- Posts: 1682
- Joined: Thu Feb 12, 2009 4:52 pm
- Location: UK
I don't know about TVs, but one factor with modern projectors I've auditioned is they seem to be much brighter (even after adjustments) than the older ones I'm used to and this mercilessly exposes the digital and other unwanted noise in the VHS and DVDR material that (of necessity - and not just economic) comprises a large part of my collection. As others have reported here and elsewhere, the films in these inferior formats looked far worse than on my lower-spec machines. So I've stuck with my old SD projector - in fact, I've been buying up more of the same model on eBay as people sell them cheaply when they upgrade. It's now virtually impossible in the UK to buy a decent non-1080p LCD projector new anyway, and there's no real choice even in 1080p LCD in my sub-£1000 price range. There are far more low-priced DLP machines but I cannot watch DLP, being very susceptible to "rainbow effect" - I see them literally every few seconds on black & white films.
Returning to the OP's complaint about films being sold only in Blu-ray editions, I haven't found that to be the case in the areas that interest me.

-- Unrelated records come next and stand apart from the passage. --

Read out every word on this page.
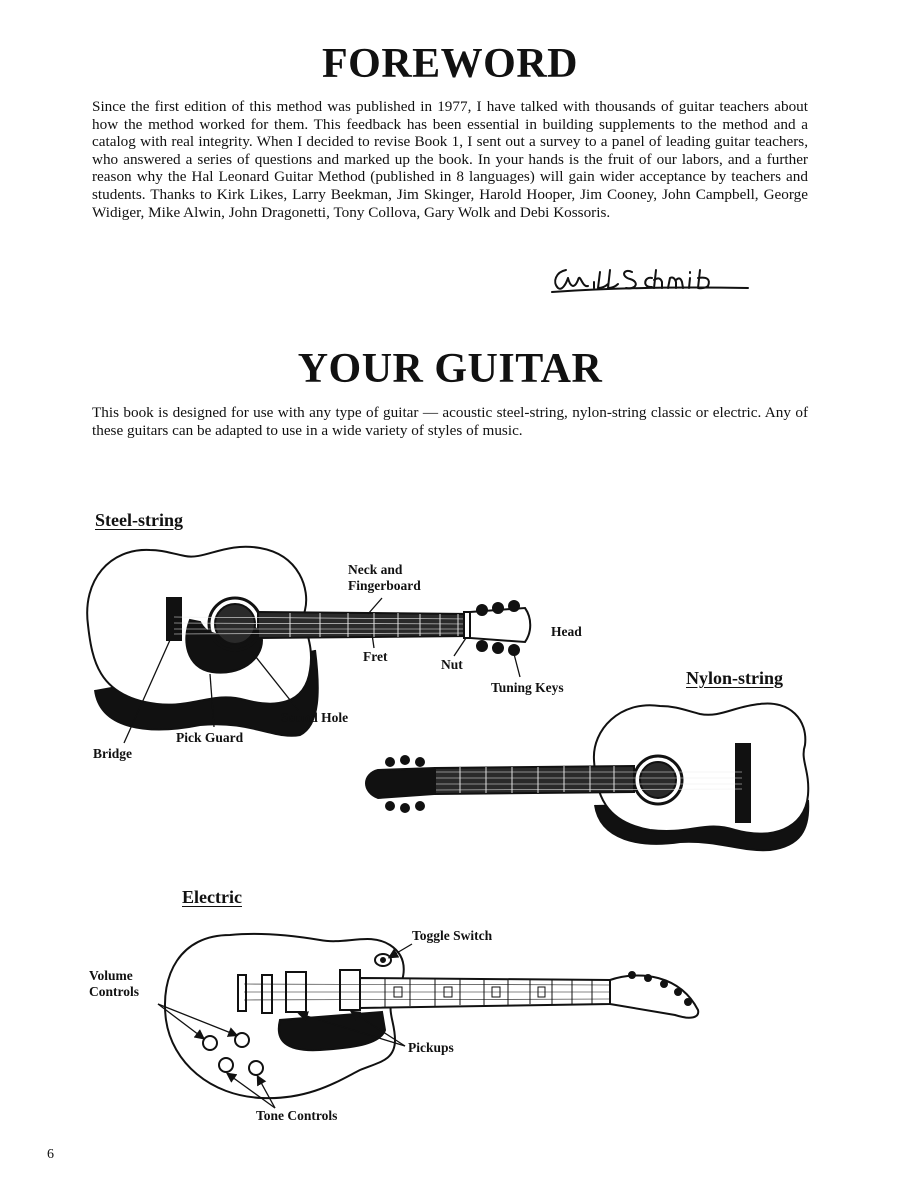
FOREWORD
Since the first edition of this method was published in 1977, I have talked with thousands of guitar teachers about how the method worked for them. This feedback has been essential in building supplements to the method and a catalog with real integrity. When I decided to revise Book 1, I sent out a survey to a panel of leading guitar teachers, who answered a series of questions and marked up the book. In your hands is the fruit of our labors, and a further reason why the Hal Leonard Guitar Method (published in 8 languages) will gain wider acceptance by teachers and students. Thanks to Kirk Likes, Larry Beekman, Jim Skinger, Harold Hooper, Jim Cooney, John Campbell, George Widiger, Mike Alwin, John Dragonetti, Tony Collova, Gary Wolk and Debi Kossoris.
YOUR GUITAR
This book is designed for use with any type of guitar — acoustic steel-string, nylon-string classic or electric. Any of these guitars can be adapted to use in a wide variety of styles of music.
Steel-string
Nylon-string
Electric
Neck and
Fingerboard
Head
Fret
Nut
Tuning Keys
Sound Hole
Pick Guard
Bridge
Toggle Switch
Volume
Controls
Pickups
Tone Controls
6
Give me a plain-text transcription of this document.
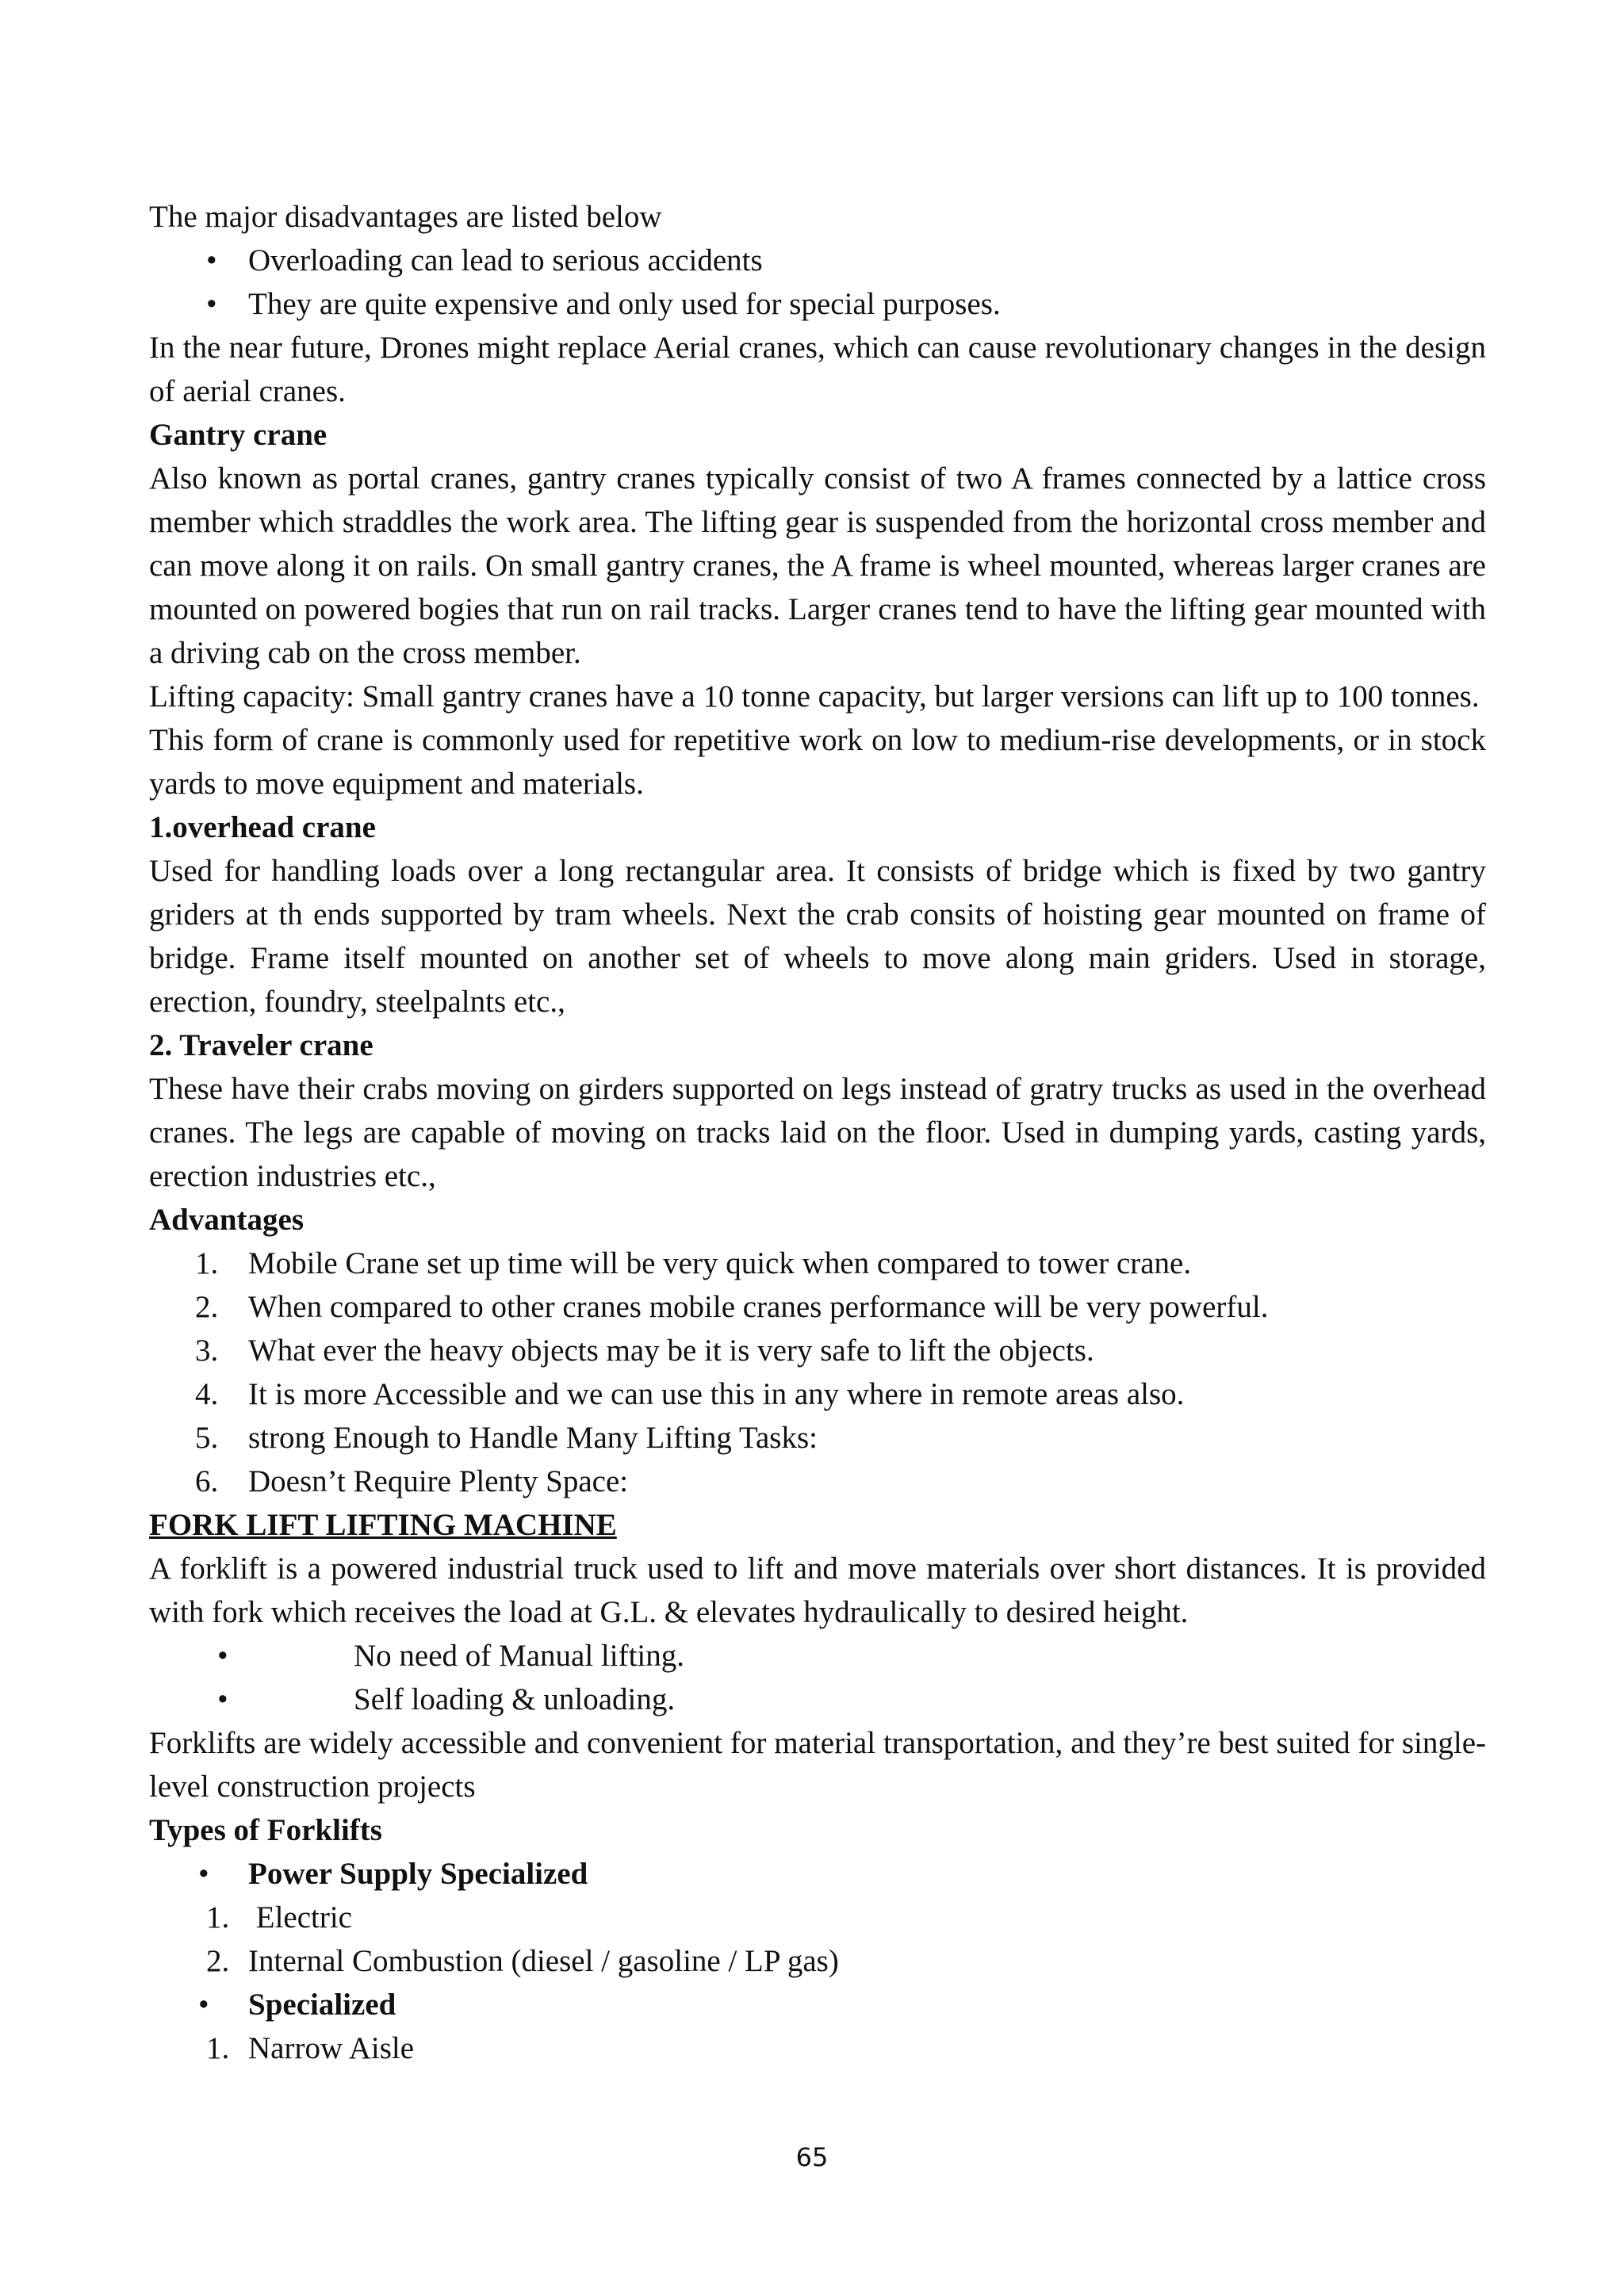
The major disadvantages are listed below

• Overloading can lead to serious accidents
• They are quite expensive and only used for special purposes.

In the near future, Drones might replace Aerial cranes, which can cause revolutionary changes in the design of aerial cranes.

Gantry crane

Also known as portal cranes, gantry cranes typically consist of two A frames connected by a lattice cross member which straddles the work area. The lifting gear is suspended from the horizontal cross member and can move along it on rails. On small gantry cranes, the A frame is wheel mounted, whereas larger cranes are mounted on powered bogies that run on rail tracks. Larger cranes tend to have the lifting gear mounted with a driving cab on the cross member.

Lifting capacity: Small gantry cranes have a 10 tonne capacity, but larger versions can lift up to 100 tonnes.

This form of crane is commonly used for repetitive work on low to medium-rise developments, or in stock yards to move equipment and materials.

1.overhead crane

Used for handling loads over a long rectangular area. It consists of bridge which is fixed by two gantry griders at th ends supported by tram wheels. Next the crab consits of hoisting gear mounted on frame of bridge. Frame itself mounted on another set of wheels to move along main griders. Used in storage, erection, foundry, steelpalnts etc.,

2. Traveler crane

These have their crabs moving on girders supported on legs instead of gratry trucks as used in the overhead cranes. The legs are capable of moving on tracks laid on the floor. Used in dumping yards, casting yards, erection industries etc.,

Advantages

1. Mobile Crane set up time will be very quick when compared to tower crane.
2. When compared to other cranes mobile cranes performance will be very powerful.
3. What ever the heavy objects may be it is very safe to lift the objects.
4. It is more Accessible and we can use this in any where in remote areas also.
5. strong Enough to Handle Many Lifting Tasks:
6. Doesn’t Require Plenty Space:

FORK LIFT LIFTING MACHINE

A forklift is a powered industrial truck used to lift and move materials over short distances. It is provided with fork which receives the load at G.L. & elevates hydraulically to desired height.

•	No need of Manual lifting.
•	Self loading & unloading.

Forklifts are widely accessible and convenient for material transportation, and they’re best suited for single-level construction projects

Types of Forklifts

• Power Supply Specialized
1. Electric
2. Internal Combustion (diesel / gasoline / LP gas)
• Specialized
1. Narrow Aisle
65
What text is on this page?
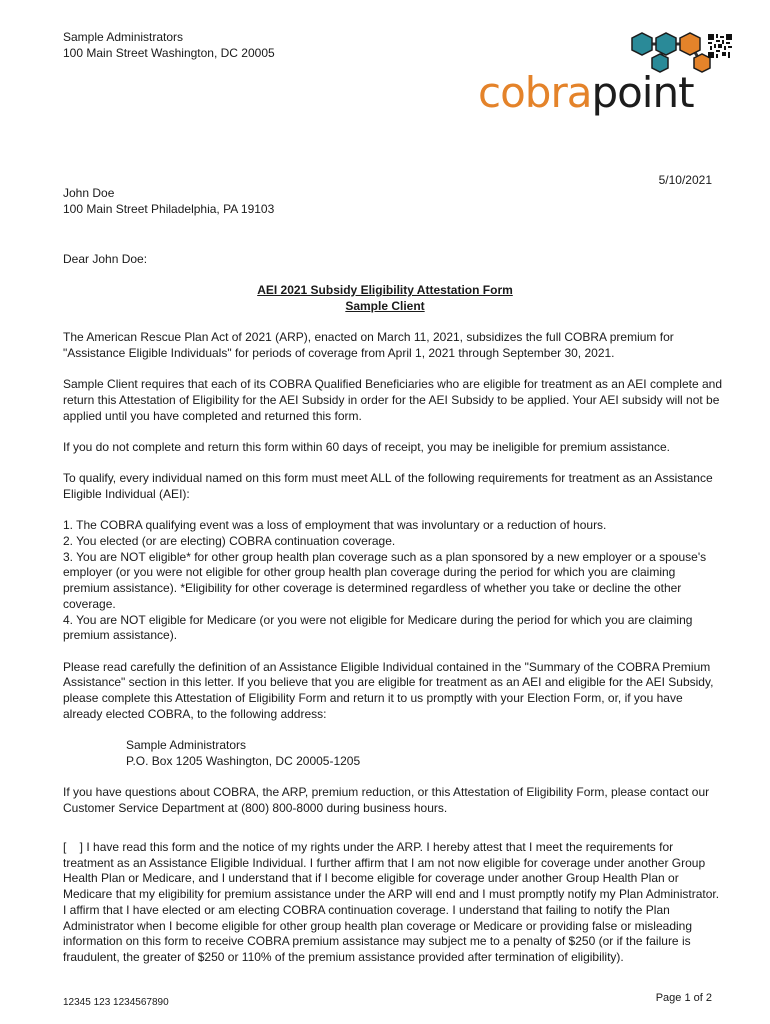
Sample Administrators
100 Main Street Washington, DC 20005
cobrapoint
5/10/2021
John Doe
100 Main Street Philadelphia, PA 19103
Dear John Doe:
AEI 2021 Subsidy Eligibility Attestation Form
Sample Client

The American Rescue Plan Act of 2021 (ARP), enacted on March 11, 2021, subsidizes the full COBRA premium for "Assistance Eligible Individuals" for periods of coverage from April 1, 2021 through September 30, 2021.

Sample Client requires that each of its COBRA Qualified Beneficiaries who are eligible for treatment as an AEI complete and return this Attestation of Eligibility for the AEI Subsidy in order for the AEI Subsidy to be applied. Your AEI subsidy will not be applied until you have completed and returned this form.

If you do not complete and return this form within 60 days of receipt, you may be ineligible for premium assistance.

To qualify, every individual named on this form must meet ALL of the following requirements for treatment as an Assistance Eligible Individual (AEI):

1. The COBRA qualifying event was a loss of employment that was involuntary or a reduction of hours.
2. You elected (or are electing) COBRA continuation coverage.
3. You are NOT eligible* for other group health plan coverage such as a plan sponsored by a new employer or a spouse's employer (or you were not eligible for other group health plan coverage during the period for which you are claiming premium assistance). *Eligibility for other coverage is determined regardless of whether you take or decline the other coverage.
4. You are NOT eligible for Medicare (or you were not eligible for Medicare during the period for which you are claiming premium assistance).

Please read carefully the definition of an Assistance Eligible Individual contained in the "Summary of the COBRA Premium Assistance" section in this letter. If you believe that you are eligible for treatment as an AEI and eligible for the AEI Subsidy, please complete this Attestation of Eligibility Form and return it to us promptly with your Election Form, or, if you have already elected COBRA, to the following address:

Sample Administrators
P.O. Box 1205 Washington, DC 20005-1205

If you have questions about COBRA, the ARP, premium reduction, or this Attestation of Eligibility Form, please contact our Customer Service Department at (800) 800-8000 during business hours.

[    ] I have read this form and the notice of my rights under the ARP. I hereby attest that I meet the requirements for treatment as an Assistance Eligible Individual. I further affirm that I am not now eligible for coverage under another Group Health Plan or Medicare, and I understand that if I become eligible for coverage under another Group Health Plan or Medicare that my eligibility for premium assistance under the ARP will end and I must promptly notify my Plan Administrator. I affirm that I have elected or am electing COBRA continuation coverage. I understand that failing to notify the Plan Administrator when I become eligible for other group health plan coverage or Medicare or providing false or misleading information on this form to receive COBRA premium assistance may subject me to a penalty of $250 (or if the failure is fraudulent, the greater of $250 or 110% of the premium assistance provided after termination of eligibility).
12345 123 1234567890	Page 1 of 2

In fact, the tide seems to be turning the other way, at least in the UK. Masters of Cinema adopted a hard-line Blu-ray only stance a couple of years ago, but were quickly forced to abandon it for parallel and now Dual Format releases (except with titles like Touch of Evil, already out on DVD). Even when films are remastered for Blu-ray, there usually seems to be a new DVD edition (e.g. Kino's Keaton series). As long as this continues, I've nothing against Blu-ray and in fact I've owned a BR player for several years (when they were quite expensive, it was dumped on me after one use at a trade show!)
But for the foreseeable future, it's more important for me to continue watching hundreds of obscure films in OK quality than achieve "perfection" with the relatively tiny number of films released on Blu-ray that really interest me. Another factor in this equation is that even the films I'd buy on Blu-ray are ones I've already seen countless times over the past four decades (and I mean titles like The Phantom Carriage as much as The Adventures of Robin Hood) and am likely to revist less than those I don't know so well. Also, most Blu-ray releases in my areas of interest tend to be of titles that are already my best-quality DVDs. No doubt the Blu-rays on an ideal system look far better still, but I'd still rather sacrifice that experience and not have all my off-air and VHS material look far worse than it does at present. The ideal solution, I suppose, would be to run two projectors in tandem but it isn't practicable for me (and I don't like watching anything on a computer, or even a TV).